O Banco Nacional de Desenvolvimento Econômico e Social (BNDES) aumentou o rigor para negociar empréstimos com empresas de alguns grupos relacionados às investigações da Operação Lava-Jato, conduzida pela Polícia Federal.
Banqueiros e fontes próximas a empresas do setor afirmam que o BNDES colocou o pé no freio enquanto avalia os riscos e a situação de cada grupo. A instituição estaria mais exigente nos pedidos de documentação e nas garantias dos contratos de longo prazo.
Camargo Corrêa, OAS, Mendes Junior, Engevix, Galvão Engenharia, UTC, Queiroz Galvão, Iesa, Andrade Gutierrez e Odebrecht estão entre as companhias investigadas pela Polícia Federal.
Fonte de uma empresa de infraestrutura ouvida pelo Valor diz que a companhia enfrenta dificuldades para negociar um empréstimo do banco, que estaria pedindo garantias não usuais.

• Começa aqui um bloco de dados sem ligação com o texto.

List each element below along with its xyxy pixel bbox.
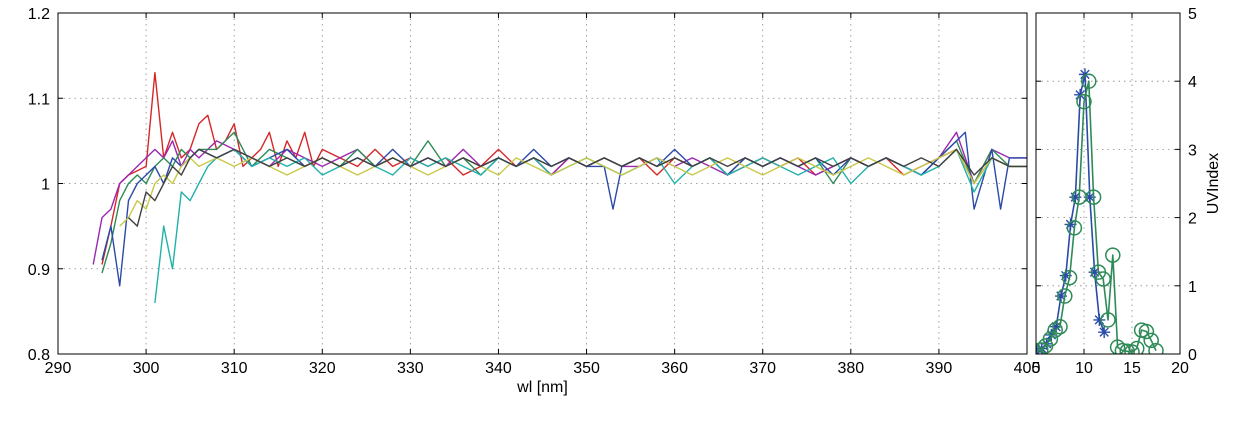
x-tick-label: 340	[485, 360, 512, 377]
data-point	[1054, 290, 1067, 303]
data-point	[1148, 342, 1164, 354]
data-point	[1093, 313, 1106, 326]
series-line	[119, 148, 1027, 227]
y-tick-label: 0.9	[28, 262, 50, 279]
y-tick-label: 4	[1188, 74, 1197, 91]
data-point	[1100, 312, 1116, 328]
x-tick-label: 5	[1032, 360, 1041, 377]
data-point	[1095, 271, 1111, 287]
data-point	[1143, 332, 1159, 349]
x-tick-label: 10	[1075, 360, 1093, 377]
x-tick-label: 350	[573, 360, 600, 377]
data-point	[1074, 88, 1087, 101]
plot-area	[1036, 13, 1180, 354]
data-point	[1052, 318, 1068, 335]
x-tick-label: 300	[133, 360, 160, 377]
data-point	[1078, 68, 1091, 81]
x-tick-label: 290	[45, 360, 72, 377]
data-point	[1047, 322, 1063, 338]
spectrum-ratio-plot: 290 300 310 320 330 340 350 360 370 380 390 400 0.8 0…	[28, 6, 1041, 396]
x-tick-label: 370	[749, 360, 776, 377]
y-tick-label: 1	[1188, 279, 1197, 296]
y-axis-label: UVIndex	[1205, 153, 1222, 214]
data-point	[1059, 269, 1072, 282]
y-tick-label: 5	[1188, 6, 1197, 23]
data-point	[1045, 328, 1058, 341]
x-tick-label: 360	[661, 360, 688, 377]
series-1	[1036, 73, 1164, 354]
data-point	[1085, 189, 1102, 205]
data-point	[1105, 247, 1121, 263]
x-tick-label: 15	[1123, 360, 1141, 377]
data-point	[1109, 339, 1126, 354]
series-6	[128, 148, 1027, 227]
data-point	[1119, 343, 1135, 354]
x-tick-label: 400	[1014, 360, 1041, 377]
series-line	[128, 148, 1027, 227]
data-point	[1036, 342, 1049, 354]
axes-frame	[1035, 12, 1181, 355]
uv-index-plot: 5 10 15 200 1 2 3 4 5 UVIndex	[1032, 6, 1222, 377]
data-point	[1076, 93, 1092, 110]
x-axis-label: wl [nm]	[516, 379, 568, 396]
data-point	[1083, 191, 1096, 204]
axes-frame	[57, 12, 1028, 355]
data-point	[1061, 269, 1078, 286]
y-tick-label: 1.2	[28, 6, 50, 23]
data-point	[1050, 320, 1063, 333]
y-tick-label: 1	[41, 177, 50, 194]
data-point	[1138, 323, 1155, 340]
data-point	[1066, 220, 1083, 236]
y-tick-label: 3	[1188, 142, 1197, 159]
y-tick-label: 2	[1188, 211, 1197, 228]
x-tick-label: 390	[926, 360, 953, 377]
series-line	[1036, 80, 1157, 354]
data-point	[1064, 218, 1077, 231]
data-point	[1098, 326, 1111, 339]
data-point	[1124, 344, 1140, 354]
x-tick-label: 310	[221, 360, 248, 377]
x-tick-label: 380	[837, 360, 864, 377]
data-point	[1057, 288, 1073, 304]
data-point	[1129, 340, 1145, 354]
y-tick-label: 0.8	[28, 347, 50, 364]
y-tick-label: 0	[1188, 347, 1197, 364]
x-tick-label: 320	[309, 360, 336, 377]
data-point	[1042, 331, 1059, 347]
series-5	[119, 148, 1027, 227]
data-point	[1088, 266, 1101, 279]
x-tick-label: 330	[397, 360, 424, 377]
data-point	[1069, 191, 1082, 204]
data-point	[1081, 73, 1097, 89]
y-tick-label: 1.1	[28, 91, 50, 108]
x-tick-label: 20	[1171, 360, 1189, 377]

Ela atribui o entrave aos efeitos da Lava-Jato.
Na tranche de longo prazo dos financiamentos de projeto, cujo risco em tese é concentrado no veículo criado para abrigar a operação, o banco estaria pedindo garantias adicionais dos acionistas.
Um alto executivo de um banco nacional afirma que o BNDES está adotando em relação às companhias investigadas o mesmo grau de exigência que tem mostrado com a Sete Brasil. De acordo com ele, a instituição tem pedido uma série de informações adicionais para liberar operações com essas empresas.
No caso da Sete Brasil, empresa formada pela Petrobras e por sócios financeiros para a contratação de sondas para exploração do pré-sal, um empréstimo de US$ 3,1 bilhões autorizado pelo BNDES no início do ano passado ainda não foi liberado. A companhia já enfrentava dificuldades e as investigações sobre um esquema de corrupção envolvendo a Petrobras criaram entraves extras para o acesso aos recursos.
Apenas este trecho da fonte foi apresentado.